You are viewing a plain text version of this content. The canonical link for it is here.
Posted to commits@carbondata.apache.org by ra...@apache.org on 2019/05/15 11:10:43 UTC
[carbondata] branch master updated: [CARBONDATA-3375]
[CARBONDATA-3376] Fix GC Overhead limit exceeded issue and partition column
as range column issue
This is an automated email from the ASF dual-hosted git repository.
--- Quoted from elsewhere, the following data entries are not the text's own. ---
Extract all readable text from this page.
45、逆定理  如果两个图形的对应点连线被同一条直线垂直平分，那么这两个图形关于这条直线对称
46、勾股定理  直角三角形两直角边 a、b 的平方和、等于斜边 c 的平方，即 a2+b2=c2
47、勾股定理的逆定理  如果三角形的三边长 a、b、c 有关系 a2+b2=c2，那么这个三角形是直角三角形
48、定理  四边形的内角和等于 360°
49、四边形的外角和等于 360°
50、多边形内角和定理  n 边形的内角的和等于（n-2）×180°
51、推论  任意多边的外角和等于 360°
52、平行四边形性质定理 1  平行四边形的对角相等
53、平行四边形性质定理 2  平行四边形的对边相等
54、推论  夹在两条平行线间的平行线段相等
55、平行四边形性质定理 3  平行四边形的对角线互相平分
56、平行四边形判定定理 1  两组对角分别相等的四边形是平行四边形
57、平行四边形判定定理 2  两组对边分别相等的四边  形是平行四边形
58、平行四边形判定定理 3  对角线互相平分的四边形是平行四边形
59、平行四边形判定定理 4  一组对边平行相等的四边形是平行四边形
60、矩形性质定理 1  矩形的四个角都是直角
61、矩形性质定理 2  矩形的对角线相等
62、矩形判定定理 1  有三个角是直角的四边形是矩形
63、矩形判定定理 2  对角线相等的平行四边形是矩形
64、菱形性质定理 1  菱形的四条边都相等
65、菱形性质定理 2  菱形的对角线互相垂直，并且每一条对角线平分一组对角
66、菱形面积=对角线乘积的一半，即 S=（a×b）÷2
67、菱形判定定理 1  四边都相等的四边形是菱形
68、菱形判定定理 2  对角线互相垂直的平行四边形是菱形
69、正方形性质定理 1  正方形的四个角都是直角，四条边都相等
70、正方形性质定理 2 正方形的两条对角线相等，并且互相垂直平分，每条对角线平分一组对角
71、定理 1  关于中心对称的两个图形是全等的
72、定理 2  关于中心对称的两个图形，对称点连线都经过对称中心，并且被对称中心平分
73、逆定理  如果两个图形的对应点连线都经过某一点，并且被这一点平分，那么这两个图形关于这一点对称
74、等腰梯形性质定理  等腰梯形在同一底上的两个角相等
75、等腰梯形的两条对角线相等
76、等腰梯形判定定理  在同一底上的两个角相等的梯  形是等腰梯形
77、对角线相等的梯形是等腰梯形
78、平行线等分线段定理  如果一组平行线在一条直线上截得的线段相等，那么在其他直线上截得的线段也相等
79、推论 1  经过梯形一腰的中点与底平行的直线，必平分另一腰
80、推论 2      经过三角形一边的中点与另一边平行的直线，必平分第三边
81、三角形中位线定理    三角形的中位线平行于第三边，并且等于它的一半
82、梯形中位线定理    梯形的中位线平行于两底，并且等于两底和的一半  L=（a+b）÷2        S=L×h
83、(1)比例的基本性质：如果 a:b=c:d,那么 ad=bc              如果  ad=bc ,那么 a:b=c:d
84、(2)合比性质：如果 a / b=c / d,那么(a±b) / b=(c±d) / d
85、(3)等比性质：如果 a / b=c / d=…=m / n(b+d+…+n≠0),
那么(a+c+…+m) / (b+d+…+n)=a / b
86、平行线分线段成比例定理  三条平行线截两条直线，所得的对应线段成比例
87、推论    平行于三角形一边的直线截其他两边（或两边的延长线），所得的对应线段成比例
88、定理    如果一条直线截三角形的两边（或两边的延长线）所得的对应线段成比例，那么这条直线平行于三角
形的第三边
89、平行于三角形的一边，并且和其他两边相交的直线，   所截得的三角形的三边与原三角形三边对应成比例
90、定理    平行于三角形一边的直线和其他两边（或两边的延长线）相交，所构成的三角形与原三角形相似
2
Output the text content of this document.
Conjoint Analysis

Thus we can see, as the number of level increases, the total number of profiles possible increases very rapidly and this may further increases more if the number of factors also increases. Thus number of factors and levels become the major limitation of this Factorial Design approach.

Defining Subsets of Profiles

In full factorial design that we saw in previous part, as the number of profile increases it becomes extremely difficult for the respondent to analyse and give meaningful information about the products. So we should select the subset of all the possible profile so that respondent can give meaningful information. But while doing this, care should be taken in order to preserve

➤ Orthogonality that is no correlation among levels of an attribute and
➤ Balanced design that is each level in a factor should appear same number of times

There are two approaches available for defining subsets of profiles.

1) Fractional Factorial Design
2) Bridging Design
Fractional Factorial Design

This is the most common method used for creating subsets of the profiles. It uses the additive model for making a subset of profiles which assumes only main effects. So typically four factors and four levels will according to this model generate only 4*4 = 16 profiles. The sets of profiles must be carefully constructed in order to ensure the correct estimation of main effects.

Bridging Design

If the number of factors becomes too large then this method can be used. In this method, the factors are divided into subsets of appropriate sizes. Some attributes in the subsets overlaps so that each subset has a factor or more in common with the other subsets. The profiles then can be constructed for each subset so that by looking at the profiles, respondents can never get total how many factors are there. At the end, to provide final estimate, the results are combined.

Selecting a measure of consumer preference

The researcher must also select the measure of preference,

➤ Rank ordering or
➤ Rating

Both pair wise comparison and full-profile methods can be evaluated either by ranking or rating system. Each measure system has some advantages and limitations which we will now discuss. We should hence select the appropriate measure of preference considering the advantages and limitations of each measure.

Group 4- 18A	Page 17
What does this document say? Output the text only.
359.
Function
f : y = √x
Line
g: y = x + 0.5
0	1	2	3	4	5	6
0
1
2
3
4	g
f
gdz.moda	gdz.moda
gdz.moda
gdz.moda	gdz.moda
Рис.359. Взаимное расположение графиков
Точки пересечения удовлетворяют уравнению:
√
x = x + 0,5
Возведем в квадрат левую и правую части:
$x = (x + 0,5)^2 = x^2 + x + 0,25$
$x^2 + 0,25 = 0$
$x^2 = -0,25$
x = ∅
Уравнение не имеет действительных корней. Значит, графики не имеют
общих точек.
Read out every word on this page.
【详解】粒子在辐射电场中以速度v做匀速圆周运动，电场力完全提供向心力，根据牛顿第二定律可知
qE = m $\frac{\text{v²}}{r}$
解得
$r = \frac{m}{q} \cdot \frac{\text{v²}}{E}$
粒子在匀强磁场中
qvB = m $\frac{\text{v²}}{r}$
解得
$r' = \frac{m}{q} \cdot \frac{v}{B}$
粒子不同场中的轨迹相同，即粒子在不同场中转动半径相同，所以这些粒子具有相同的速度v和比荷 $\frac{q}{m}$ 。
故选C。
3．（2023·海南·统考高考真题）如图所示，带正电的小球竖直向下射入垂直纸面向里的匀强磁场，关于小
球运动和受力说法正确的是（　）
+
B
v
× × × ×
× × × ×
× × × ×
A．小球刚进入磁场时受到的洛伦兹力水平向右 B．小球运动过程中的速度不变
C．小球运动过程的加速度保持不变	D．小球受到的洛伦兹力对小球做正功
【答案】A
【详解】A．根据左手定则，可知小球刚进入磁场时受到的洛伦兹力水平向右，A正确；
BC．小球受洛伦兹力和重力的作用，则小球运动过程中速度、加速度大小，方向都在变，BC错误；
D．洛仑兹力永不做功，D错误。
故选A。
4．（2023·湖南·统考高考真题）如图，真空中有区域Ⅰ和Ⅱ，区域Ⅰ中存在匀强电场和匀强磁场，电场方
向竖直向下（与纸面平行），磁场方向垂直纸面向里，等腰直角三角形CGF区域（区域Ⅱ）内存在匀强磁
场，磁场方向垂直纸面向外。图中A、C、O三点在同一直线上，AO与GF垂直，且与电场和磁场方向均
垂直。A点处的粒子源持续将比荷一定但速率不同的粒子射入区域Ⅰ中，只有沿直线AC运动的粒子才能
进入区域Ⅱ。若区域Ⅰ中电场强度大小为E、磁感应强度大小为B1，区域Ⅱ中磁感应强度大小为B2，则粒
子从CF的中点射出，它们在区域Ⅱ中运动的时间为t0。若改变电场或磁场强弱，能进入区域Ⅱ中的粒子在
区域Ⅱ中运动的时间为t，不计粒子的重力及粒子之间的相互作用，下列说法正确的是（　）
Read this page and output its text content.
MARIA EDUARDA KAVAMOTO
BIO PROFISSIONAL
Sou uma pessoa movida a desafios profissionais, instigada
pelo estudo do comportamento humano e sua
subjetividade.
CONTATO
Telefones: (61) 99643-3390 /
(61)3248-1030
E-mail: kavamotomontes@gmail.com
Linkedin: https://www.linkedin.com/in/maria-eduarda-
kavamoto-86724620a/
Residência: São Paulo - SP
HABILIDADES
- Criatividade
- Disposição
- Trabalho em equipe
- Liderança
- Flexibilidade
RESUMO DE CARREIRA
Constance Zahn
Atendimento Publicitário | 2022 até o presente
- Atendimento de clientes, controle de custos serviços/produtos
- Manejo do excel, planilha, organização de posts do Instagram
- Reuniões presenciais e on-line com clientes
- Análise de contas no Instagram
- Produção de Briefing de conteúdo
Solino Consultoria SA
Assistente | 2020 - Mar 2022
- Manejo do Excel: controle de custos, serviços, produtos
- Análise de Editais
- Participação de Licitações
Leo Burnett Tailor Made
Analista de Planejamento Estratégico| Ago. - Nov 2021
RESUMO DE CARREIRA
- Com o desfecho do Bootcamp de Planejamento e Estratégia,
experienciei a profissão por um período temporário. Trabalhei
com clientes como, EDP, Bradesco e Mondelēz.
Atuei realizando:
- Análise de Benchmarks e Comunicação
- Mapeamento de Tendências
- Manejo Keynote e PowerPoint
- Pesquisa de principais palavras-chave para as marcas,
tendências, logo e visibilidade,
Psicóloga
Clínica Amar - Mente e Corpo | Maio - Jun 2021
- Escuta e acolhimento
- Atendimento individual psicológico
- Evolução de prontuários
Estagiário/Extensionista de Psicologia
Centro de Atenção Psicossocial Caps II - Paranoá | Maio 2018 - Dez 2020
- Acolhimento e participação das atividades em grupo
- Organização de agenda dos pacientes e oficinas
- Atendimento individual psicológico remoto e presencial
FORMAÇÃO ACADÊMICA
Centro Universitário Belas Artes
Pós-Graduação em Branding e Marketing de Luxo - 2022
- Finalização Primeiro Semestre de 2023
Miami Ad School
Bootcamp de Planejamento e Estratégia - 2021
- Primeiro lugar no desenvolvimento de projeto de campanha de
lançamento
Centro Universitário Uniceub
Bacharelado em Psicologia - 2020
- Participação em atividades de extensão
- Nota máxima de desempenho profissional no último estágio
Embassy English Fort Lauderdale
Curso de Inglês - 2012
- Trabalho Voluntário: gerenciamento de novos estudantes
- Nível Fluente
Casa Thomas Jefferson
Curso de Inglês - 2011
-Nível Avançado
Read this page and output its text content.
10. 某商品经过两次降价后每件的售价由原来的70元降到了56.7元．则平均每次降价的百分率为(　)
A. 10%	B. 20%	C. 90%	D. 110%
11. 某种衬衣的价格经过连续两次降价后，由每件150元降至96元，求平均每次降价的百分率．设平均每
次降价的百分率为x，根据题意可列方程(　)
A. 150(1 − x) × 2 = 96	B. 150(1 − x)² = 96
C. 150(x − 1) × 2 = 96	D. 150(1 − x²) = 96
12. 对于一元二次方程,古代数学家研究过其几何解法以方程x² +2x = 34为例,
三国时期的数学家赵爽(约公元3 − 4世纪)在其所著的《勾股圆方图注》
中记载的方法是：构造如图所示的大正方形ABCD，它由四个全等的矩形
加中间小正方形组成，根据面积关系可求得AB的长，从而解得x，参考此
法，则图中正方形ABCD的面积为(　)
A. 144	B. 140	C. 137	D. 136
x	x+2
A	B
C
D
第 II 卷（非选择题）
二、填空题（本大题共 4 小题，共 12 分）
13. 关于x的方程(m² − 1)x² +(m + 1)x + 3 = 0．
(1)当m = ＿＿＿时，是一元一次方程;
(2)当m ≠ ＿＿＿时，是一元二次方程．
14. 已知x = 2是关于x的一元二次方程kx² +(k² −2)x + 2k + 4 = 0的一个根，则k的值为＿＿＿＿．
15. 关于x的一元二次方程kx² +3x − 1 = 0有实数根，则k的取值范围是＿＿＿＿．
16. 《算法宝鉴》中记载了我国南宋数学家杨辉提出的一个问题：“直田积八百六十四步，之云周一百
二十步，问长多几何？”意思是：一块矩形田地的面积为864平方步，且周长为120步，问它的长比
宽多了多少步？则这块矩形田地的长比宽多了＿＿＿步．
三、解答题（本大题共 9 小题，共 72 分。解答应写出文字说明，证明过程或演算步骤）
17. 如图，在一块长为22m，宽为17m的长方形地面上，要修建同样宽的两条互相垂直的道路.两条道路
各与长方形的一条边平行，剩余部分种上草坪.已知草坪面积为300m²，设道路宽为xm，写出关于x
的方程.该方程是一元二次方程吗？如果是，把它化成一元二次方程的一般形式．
ravipesala pushed a commit to branch master
in repository https://gitbox.apache.org/repos/asf/carbondata.git
The following commit(s) were added to refs/heads/master by this push:
new 1241fee [CARBONDATA-3375] [CARBONDATA-3376] Fix GC Overhead limit exceeded issue and partition column as range column issue
1241fee is described below
commit 1241feec97cb4653ec2694290c652bc8bc765d0d
Author: manishnalla1994 <ma...@gmail.com>
AuthorDate: Wed May 8 18:28:21 2019 +0530
[CARBONDATA-3375] [CARBONDATA-3376] Fix GC Overhead limit exceeded issue and partition column as range column issue
Problem1 : When only single data item is present then it will be launched as one single task wich results in one executor getting overloaded.
Solution: When only a single range then we divide the splits and give to different tasks in order to ensure one executor does not overload.
Problem2 : When the range col is given as partitioned by column then compaction is failed because compaction goes to Range Column flow.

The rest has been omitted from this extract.